The Specters Hanging over Hong Kong – and Communist China

     

Hong Kong Chief Executive Carrie Lam served up a cringe-inducing display of self-criticism on 18 June, no doubt prepared by Beijing strategists and resembling a watered-down Cultural Revolution struggle session, note analysts Jianli Yang and Aaron Rhodes. But it nevertheless failed to assuage concerns about proposed extradition legislation that could, if enacted, land Hong Kongers before Communist Chinese courts.  While Lam and the Chinese leadership had agreed to suspend the bill, she refused to retract it, and only predicted that consideration would lapse by the end of the current session of Hong Kong’s Legislative Council in July 2020.

While making perfunctory references to the importance of the Rule of Law for the people of the city, she returned repeatedly diverted discussion to the theme of “economic development” and “improved livelihoods.”  In this, Lam harmonized with Chinese Communist leaders who, when defending the country’s abysmal human rights practices in international forums, perpetually cite rising standards of living as evidence of human rights compliance, and as an excuse for the denial of freedoms.

But the people of Hong Kong, who have been raised in freedom and individual rights in a British common law system with independent courts, will not be comforted by those crude tactics.  Indeed, the withdrawal of the rendition bill would not ease their deep anxieties about the future, because Hong Kong is moving, seemingly irrevocably, into China’s totalitarian political orbit.

Hong Kong’s current lease on freedom expires in 2047, at the end of the 50-year period in which its current political and economic system is allowed to exist side-by-side with that of the mainland. The recent protests — proportionally, the largest in modern political history — are the protests of a people being legally led into captivity.  What is more, Hong Kongers know that their freedoms are being incrementally encroached upon now, well before the deadline.  Figures loyal to Beijing control the Legislative Council.  Civil liberties have been eroded, evidenced by jailings, expulsions and kidnappings of political undesirables.  Chinese rulers are noted for their long view, but Xi Jinping is apparently not waiting for 2047 to achieve the dream of absorbing Hong Kong back into China, a dream shared by millions who still deeply resent its seizure and colonization by the British in the 19th Century.

The protests, being more than just about the danger of rendition, will likely go on, and the confrontation may well evolve into a life-or-death struggle pitting freedom in Hong Kong against the very survival of Communist Party rule in China.  Chinese censorship authorities have tried to minimize mainland reaction, keeping news about the protests, and Beijing’s stand-down, out of media and the Internet, and official media have even preposterously claimed that the massive demonstrations in Hong Kong were demonstrations against American interference. But, Hong Kong and China being in many ways one society, information and opinions move freely between people, out of the reach of restrictive technology.

Many members of the Beijing political and business elite also fear China’s courts, sympathize with the aspirations of the Hong Kong demonstrators, and may be emboldened by the regime’s retreat before freedom-demanding citizens, its first since Tiananmen Square.

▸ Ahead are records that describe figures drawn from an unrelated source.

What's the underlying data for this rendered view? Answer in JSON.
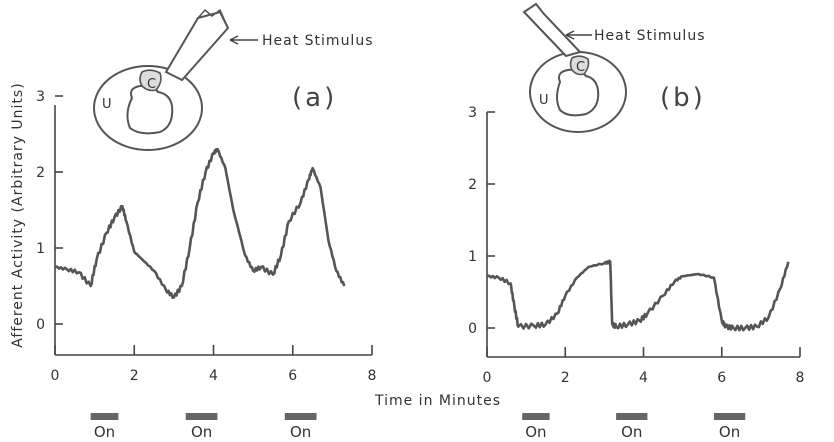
{
  "chart_data": [
    {
      "type": "line",
      "panel_label": "(a)",
      "stimulus_label": "Heat Stimulus",
      "region_labels": [
        "U",
        "C"
      ],
      "xlim": [
        0,
        8
      ],
      "ylim": [
        0,
        3
      ],
      "x_ticks": [
        0,
        2,
        4,
        6,
        8
      ],
      "y_ticks": [
        0,
        1,
        2,
        3
      ],
      "series": [
        {
          "x": [
            0,
            0.3,
            0.6,
            0.9,
            1.05,
            1.3,
            1.5,
            1.7,
            1.8,
            2.0,
            2.2,
            2.5,
            2.8,
            3.0,
            3.2,
            3.4,
            3.6,
            3.8,
            4.0,
            4.1,
            4.3,
            4.5,
            4.8,
            5.0,
            5.2,
            5.5,
            5.7,
            5.9,
            6.2,
            6.4,
            6.5,
            6.7,
            6.9,
            7.1,
            7.3
          ],
          "y": [
            0.75,
            0.72,
            0.68,
            0.5,
            0.85,
            1.2,
            1.4,
            1.55,
            1.35,
            0.95,
            0.85,
            0.7,
            0.45,
            0.35,
            0.5,
            1.0,
            1.6,
            2.0,
            2.25,
            2.3,
            2.05,
            1.5,
            0.9,
            0.7,
            0.75,
            0.65,
            0.9,
            1.35,
            1.6,
            1.9,
            2.05,
            1.8,
            1.1,
            0.7,
            0.5
          ]
        }
      ],
      "stimulus_on_periods": [
        [
          0.9,
          1.6
        ],
        [
          3.3,
          4.1
        ],
        [
          5.8,
          6.6
        ]
      ]
    },
    {
      "type": "line",
      "panel_label": "(b)",
      "stimulus_label": "Heat Stimulus",
      "region_labels": [
        "U",
        "C"
      ],
      "xlim": [
        0,
        8
      ],
      "ylim": [
        0,
        3
      ],
      "x_ticks": [
        0,
        2,
        4,
        6,
        8
      ],
      "y_ticks": [
        0,
        1,
        2,
        3
      ],
      "series": [
        {
          "x": [
            0,
            0.3,
            0.6,
            0.7,
            0.8,
            1.2,
            1.5,
            1.8,
            2.0,
            2.3,
            2.6,
            3.0,
            3.15,
            3.2,
            3.3,
            3.6,
            3.9,
            4.1,
            4.5,
            4.8,
            5.0,
            5.4,
            5.8,
            6.0,
            6.1,
            6.3,
            6.6,
            6.9,
            7.2,
            7.5,
            7.7
          ],
          "y": [
            0.72,
            0.7,
            0.62,
            0.3,
            0.02,
            0.03,
            0.05,
            0.2,
            0.45,
            0.7,
            0.85,
            0.9,
            0.92,
            0.05,
            0.02,
            0.05,
            0.1,
            0.2,
            0.45,
            0.65,
            0.72,
            0.75,
            0.7,
            0.1,
            0.02,
            0.0,
            0.0,
            0.02,
            0.15,
            0.55,
            0.92
          ]
        }
      ],
      "stimulus_on_periods": [
        [
          0.9,
          1.6
        ],
        [
          3.3,
          4.1
        ],
        [
          5.8,
          6.6
        ]
      ]
    }
  ],
  "ylabel": "Afferent Activity (Arbitrary Units)",
  "xlabel": "Time in Minutes",
  "on_label": "On"
}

With the battle for Hong Kong now shifting to the mainland, and becoming a battle for China, the official silence of the past few days may suggest a power struggle.

The outcome could be tragic.  Chinese chat rooms show substantial disdain, even hatred for the people of Hong Kong and their actions; those feelings are perhaps driven by resentment, but they also draw upon historically deep-seated feelings of being humiliated by the West, and traditional fears of disorder and chaos.  Chinese ethno-nationalism has been blossoming, stoked by the country’s ascendance as a global power and by Xi’s “fascism with Chinese characteristics.”  Sensing the erosion of his power, and keen to avoid Gorbachev’s mistakes, Xi could order a military crackdown, taking the long view that China can and should weather a storm of condemnation in order to preserve his legacy.

The border between mainland China and Hong Kong, like that which divided two Germany’s, is not a border between peoples, but one between profoundly different political sensibilities.  The right to a fair trial, which requires independent courts, is among the most consequential human rights, protecting core political freedoms.  But in mainland China, all legal enforcement agencies are subordinate to political forces; Xi has made a point of denouncing and attacking the very idea of judicial independence, and there is no prospect for reform.  How would Hong Kongers ever be able to live under such a system?  It is hard to avoid the conclusion that, in the course of the current conflict, Hong Kong will either liberate China, or be crushed by it.

Given its unique history, its ad hoc political relations with and its proximity to mainland China, Hong Kong has inevitably become a front line of the 21st century value war between autocratic China and the free world. The world democracies cannot afford to look on with folded arms.

Jianli Yang is founder and president of Citizen Power Initiatives for China, a Tiananmen Massacre survivor, and a former political prisoner in China. Aaron Rhodes is president of the Forum for Religious Freedom-Europe and author of The Debasement of Human Rights (Encounter Books, 2018).